According the the Pew Research Center, Generation Z, those born in 1996 or later, is the most pro-government and anti-Trump generation. With that being said, they do not hold the same party alliances of former generations, choosing instead to cast their ballots depending on a specific candidate’s platform. The outspoken generation will also represent 1 in 10 of all eligible voters in the upcoming presidential election.
What Gen Z voters care about
Gen Z voters see the COVID-19 pandemic and the Black Lives Matter movement as the two most important events of their lifetimes, according to a recent survey by Morning Consult, and the stances that the current presidential candidates take on these key issues are likely to have a huge effect on who these young voters will head to the polls for in November.
Experts are also calling this presidential election the last stand of the baby-boomers, those born between 1946 and 1964, and the race between President Trump and former Vice President Biden for the Oval Office will represent the first time that voting will be dominated by generations younger than 40.
“America is moving from largely white, baby-boomer-dominated politics and culture in the second half of the 20th century to a more racially diverse country fuelled by younger generations: millennials, Gen z-ers and their juniors,” says Bill Frey, a demographer at the Brookings Institution.
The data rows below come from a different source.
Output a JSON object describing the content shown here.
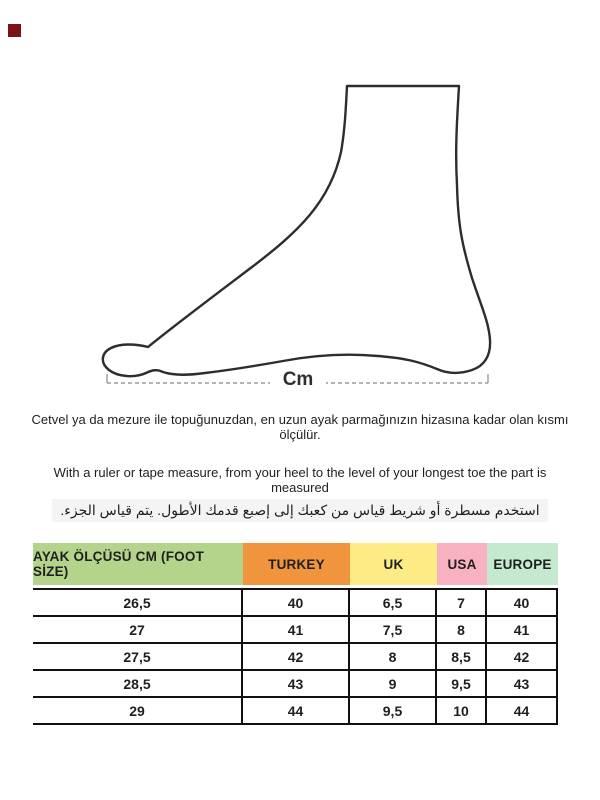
{
  "corner_mark": {
    "color": "#7b1315"
  },
  "diagram": {
    "name": "foot-side-profile-outline",
    "cm_label": "Cm",
    "outline_color": "#2d2d2d",
    "measure_line_color": "#9b9b9b"
  },
  "instructions": {
    "turkish": "Cetvel ya da mezure ile topuğunuzdan, en uzun ayak parmağınızın hizasına kadar olan kısmı ölçülür.",
    "english": "With a ruler or tape measure, from your heel to the level of your longest toe the part is measured",
    "arabic": "استخدم مسطرة أو شريط قياس من كعبك إلى إصبع قدمك الأطول.  يتم قياس الجزء."
  },
  "size_table": {
    "headers": [
      {
        "label": "AYAK ÖLÇÜSÜ CM (FOOT SİZE)",
        "color": "#b5d48b"
      },
      {
        "label": "TURKEY",
        "color": "#f1943e"
      },
      {
        "label": "UK",
        "color": "#fdeb86"
      },
      {
        "label": "USA",
        "color": "#f7b1c1"
      },
      {
        "label": "EUROPE",
        "color": "#c4e9ce"
      }
    ],
    "rows": [
      [
        "26,5",
        "40",
        "6,5",
        "7",
        "40"
      ],
      [
        "27",
        "41",
        "7,5",
        "8",
        "41"
      ],
      [
        "27,5",
        "42",
        "8",
        "8,5",
        "42"
      ],
      [
        "28,5",
        "43",
        "9",
        "9,5",
        "43"
      ],
      [
        "29",
        "44",
        "9,5",
        "10",
        "44"
      ]
    ]
  }
}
In fact, voter turnout rates increased the most for the Millennial generation in the last few years, almost doubling between 2014 and 2018 from 22 percent to a whopping 42 percent. Gen Z is also set to make up more than 10 percent of this year’s electorate, finally surpassing the Silent Generation. These youngest voting Americans have only deepened many of the political trends favored by millennials, and almost half of them are expected to be non-white.
First time voters step up to the plate
“With only a few short weeks until election day — and with early and mail voting starting even sooner — it’s critical that young people are registering to vote and using their voices to lift up the issues that are the most important and personal to them,” says a representative from the Human Rights Campaign.
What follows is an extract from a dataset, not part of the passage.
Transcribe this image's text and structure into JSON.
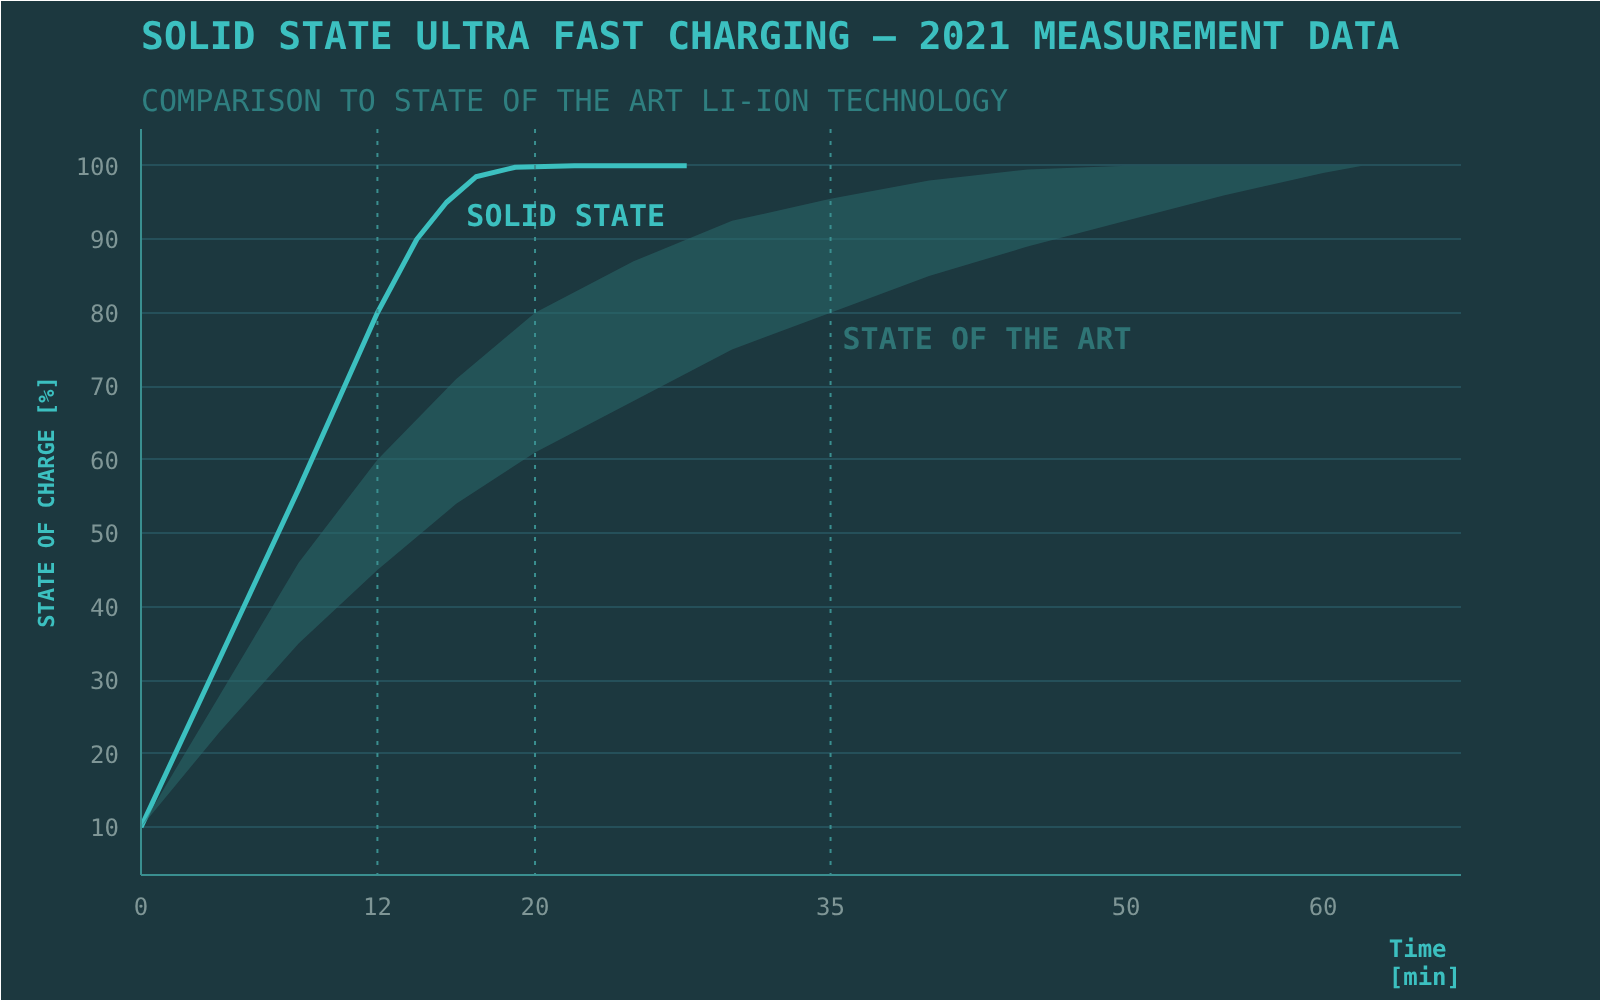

The LGBTQ+ advocacy group has been working with their appointed Youth Ambassadors on a series of videos to help rally excitement in young voters for the upcoming election, asking current and former ambassadors such as Armando Hernandez Jr. (he/him), Ace Auker (they/them), and MaKayla Humphrey (she/her) to share their stories and the personal reasons behind why they are dedicated to turning out to vote.
“Not only am I queer, not only am I a lesbian, I am an African American. I am a female. I don’t want to just vote for my queerness and my LGBTQ+ community, I also want to vote for all of my marginalized identities,” says Humphrey.
At only 20 years old, Humphrey is a strong advocate for LGBTQ+ rights. “I am a very hard worker and attend college in East Texas,” says Humphrey. “There I study all levels of physical education and I aspire to be a basketball coach. I decided to be a coach because I didn’t have a coach that just focused on developing me as a basketball player, they wanted to change my sexual orientation.
“Voting is very important because we need change. We need officials who are for all people and not just some. We need officials that care about our LGTBQ+ health. And the killing of trans people every single day. We don’t need officials that have hate in their hearts. We need laws put in place to protect LGBTQ individuals. If we placed officials who would actually help the world be equal, everyone would be able to prosper and this world would be a happy and peaceful world like God intended.”
Humphrey is far from alone when it comes to her generation’s advocacy for LGBTQ+ rights. In fact, more than half of Gen Zers do not identify as strictly heterosexual. Recent studies have also shown that young people who identify as LGBTQ+ have reported higher levels of engagement on seven separate measures of political and civic participation, according to The Conversation.
They are roughly twice as likely as their straight counterparts to report attending a political rally or demonstration, donating money to a political campaign or contacting an elected official, and are much more likely to engage in online political activism, whether that involved signing a petition, posting about an issue that mattered to them or following or liking a political campaign.